Brandeis, which was established in 1948, when Ivy League universities and other leading American colleges had Jewish quotas, formerly had a majority-Jewish student body. Today, an estimated half of the 3,100 undergraduates are Jewish.

Brandeis, which drew criticism for the diminishing Jewish character of the school — an optional kosher meal plan, for example, is available — a generation ago, took steps under Reinharz to reverse that trend, strengthening its Jewish studies department and enhancing the school’s overall reputation as a top research center, Lawrence says.

In its early days, Brandeis attracted students both for “positive” (its academic standards and Jewish milieu) and “negative” (quotas that kept top Jewish students out of other school) reasons, he says.

Quotas are long gone. “Now, there’s just a positive aspect” — Jewish students apply to Brandeis, he says, because they want to, not because they have to.

“The scholarship of the school will [be decisive] … in the kids of students we are trying to attract,” he told JTA. “It will be a place [where] Jewish students will have a particular kind of home.”

Lawrence, a Yale Law School graduate, says he was approached by the Brandeis Board of Trustees shortly after Reinharz announced his plans to step down. “The more questions I asked, the more interested I became.”

He points to the school’s Four Pillars “ethos,” which include Jewish sponsorship, an openness to all faiths and a commitment to social justice.

“I look at the Four Pillars and I see my life,” Lawrence says. “I am inspired by Brandeis’ history as an institution that embodies what makes America great.
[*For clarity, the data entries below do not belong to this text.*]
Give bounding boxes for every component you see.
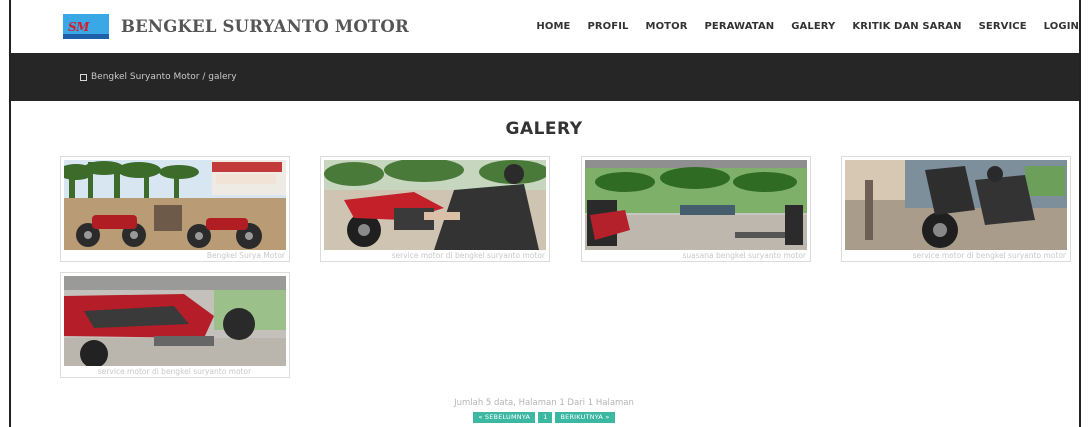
- pagination-info: Jumlah 5 data, Halaman 1 Dari 1 Halaman: [454, 398, 634, 408]
- main-menu: HOME PROFIL MOTOR PERAWATAN GALERY KRITI…: [536, 0, 1079, 53]
- gallery-item[interactable]: service motor di bengkel suryanto motor: [60, 272, 290, 378]
- next-page-button[interactable]: BERIKUTNYA »: [555, 412, 615, 423]
- navbar: SM BENGKEL SURYANTO MOTOR HOME PROFIL MO…: [11, 0, 1079, 53]
- pagination: « SEBELUMNYA 1 BERIKUTNYA »: [0, 412, 1088, 423]
- logo-stripe: [63, 34, 109, 39]
- gallery-caption: service motor di bengkel suryanto motor: [97, 367, 252, 376]
- logo-text: SM: [68, 20, 89, 34]
- gallery-photo[interactable]: [64, 160, 286, 250]
- nav-kritik-dan-saran[interactable]: KRITIK DAN SARAN: [852, 21, 961, 32]
- gallery-item[interactable]: service motor di bengkel suryanto motor: [320, 156, 550, 262]
- gallery-photo[interactable]: [64, 276, 286, 366]
- brand[interactable]: SM BENGKEL SURYANTO MOTOR: [63, 14, 409, 39]
- gallery-photo[interactable]: [324, 160, 546, 250]
- gallery-caption: service motor di bengkel suryanto motor: [912, 251, 1066, 260]
- nav-profil[interactable]: PROFIL: [587, 21, 628, 32]
- gallery-caption: service motor di bengkel suryanto motor: [391, 251, 545, 260]
- nav-home[interactable]: HOME: [536, 21, 570, 32]
- gallery-photo[interactable]: [585, 160, 807, 250]
- gallery-item[interactable]: suasana bengkel suryanto motor: [581, 156, 811, 262]
- gallery-caption: suasana bengkel suryanto motor: [682, 251, 807, 260]
- gallery-item[interactable]: service motor di bengkel suryanto motor: [841, 156, 1071, 262]
- nav-service[interactable]: SERVICE: [979, 21, 1027, 32]
- gallery-caption: Bengkel Surya Motor: [206, 251, 285, 260]
- page-1-button[interactable]: 1: [538, 412, 553, 423]
- gallery-item[interactable]: Bengkel Surya Motor: [60, 156, 290, 262]
- window-border-right: [1079, 0, 1081, 427]
- nav-motor[interactable]: MOTOR: [646, 21, 688, 32]
- home-icon[interactable]: [80, 73, 87, 81]
- logo-icon[interactable]: SM: [63, 14, 109, 39]
- site-title[interactable]: BENGKEL SURYANTO MOTOR: [121, 17, 409, 36]
- prev-page-button[interactable]: « SEBELUMNYA: [473, 412, 536, 423]
- breadcrumb: Bengkel Suryanto Motor / galery: [80, 72, 237, 82]
- nav-galery[interactable]: GALERY: [791, 21, 835, 32]
- page-title: GALERY: [505, 119, 583, 139]
- nav-login[interactable]: LOGIN: [1044, 21, 1079, 32]
- gallery-photo[interactable]: [845, 160, 1067, 250]
- breadcrumb-banner: Bengkel Suryanto Motor / galery: [11, 53, 1079, 101]
- breadcrumb-text[interactable]: Bengkel Suryanto Motor / galery: [91, 72, 237, 82]
- nav-perawatan[interactable]: PERAWATAN: [705, 21, 775, 32]
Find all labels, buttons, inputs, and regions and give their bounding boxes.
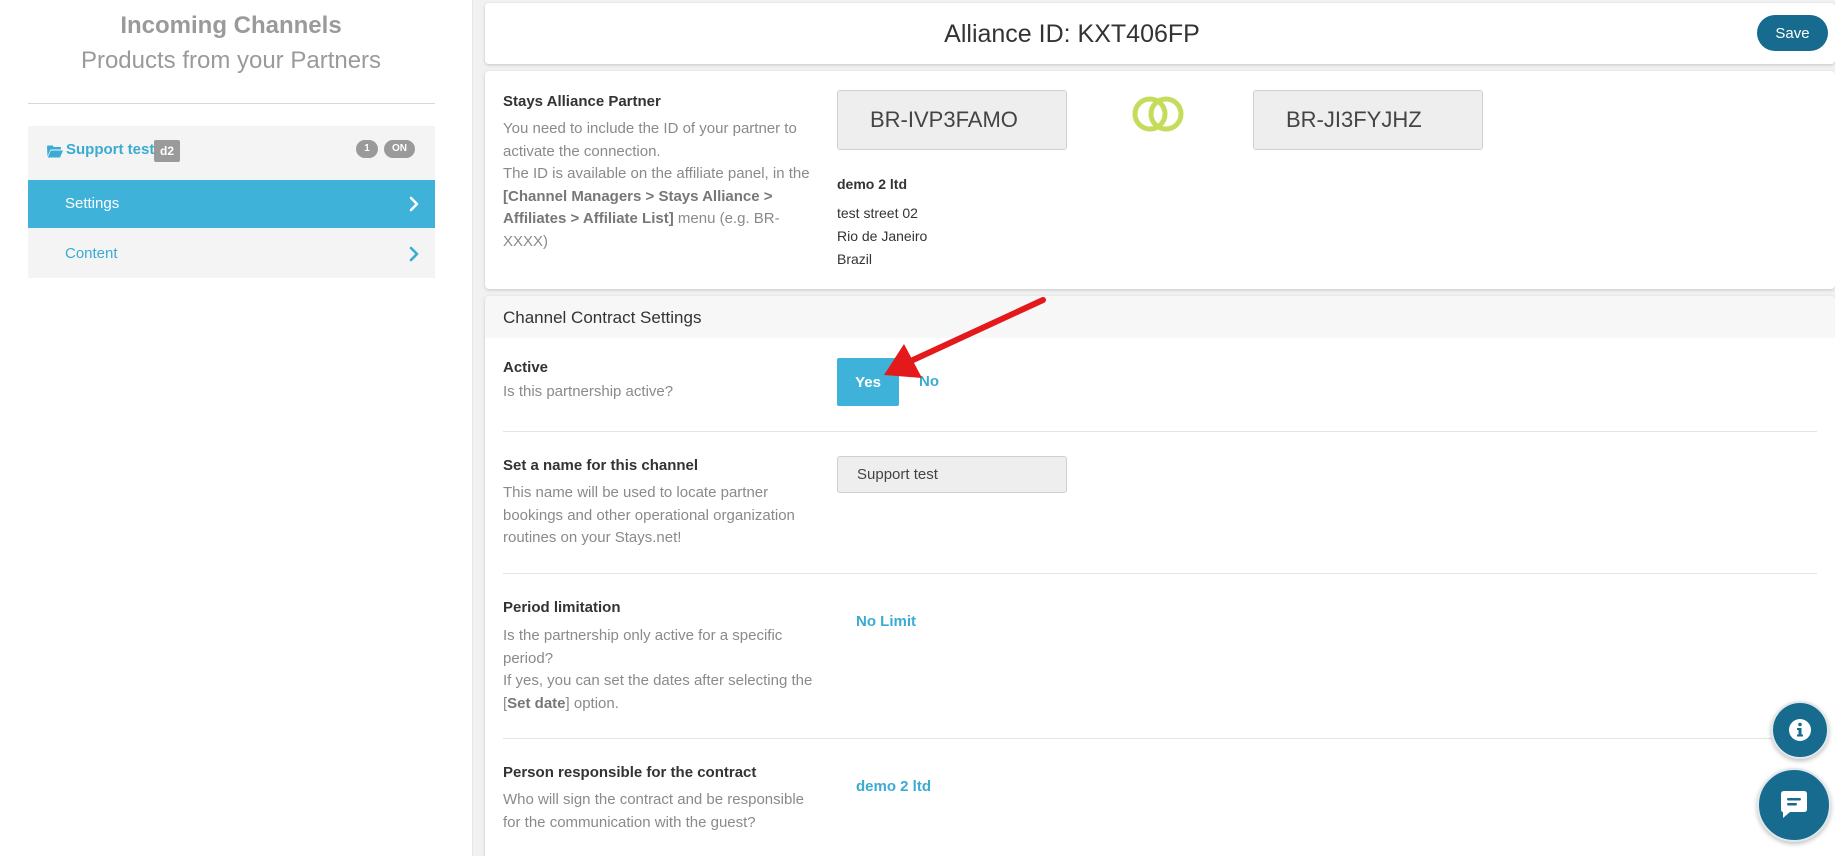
info-icon — [1789, 719, 1811, 741]
active-label: Active — [503, 359, 549, 376]
chevron-right-icon — [409, 196, 419, 212]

The opportunity to lead Brandies is not merely a professional appointment. It is a calling.”

Before going to George Washington University, Lawrence taught at the Boston University School of Law, serving three years as associate dean of students; he earlier worked as clerk to Judge Amalya Kearse of the Second Circuit U.S. Court of Appeals, and as assistant U.S. Attorney for the Southern District of New York under Rudolph Giuliani.

An expert on hate crimes, he was a member of the Massachusetts attorney general’s Hate Crimes Task Force, and chairman of the Anti-Defamation League’s national legal affairs committee. He is the author of “Punishing Hate: Bias Crimes Under American Law” (Harvard University Press, 1999) and last year edited one of five volumes of the treatise “Responding to Hate Crime.”

In 2004 Lawrence was a member of the U.S. delegation to the meeting of the Organization of Security and Cooperation in Europe, and in 2008 delivered the keynote address on hate crime law enforcement at the OSCE meeting.

His family belonged to a Reform congregation, but Lawrence, who calls himself traditionally oriented “Conservadox,” was a member of Kesher Israel, a prominent Orthodox synagogue, while he was living in Washington.

During his previous tenure in Boston, he regularly attended a Talmud class, he says; a trained singer, he frequently leads congregational prayers in shul and delivers a dvar Torah on Shabbat.

At Brandies, Lawrence says he hopes to return to the classroom, maybe teaching a course each semester.

He’s not looking beyond the Brandeis presidency. “This is a challenge,” he says. “I can see running with this for a long period of time.”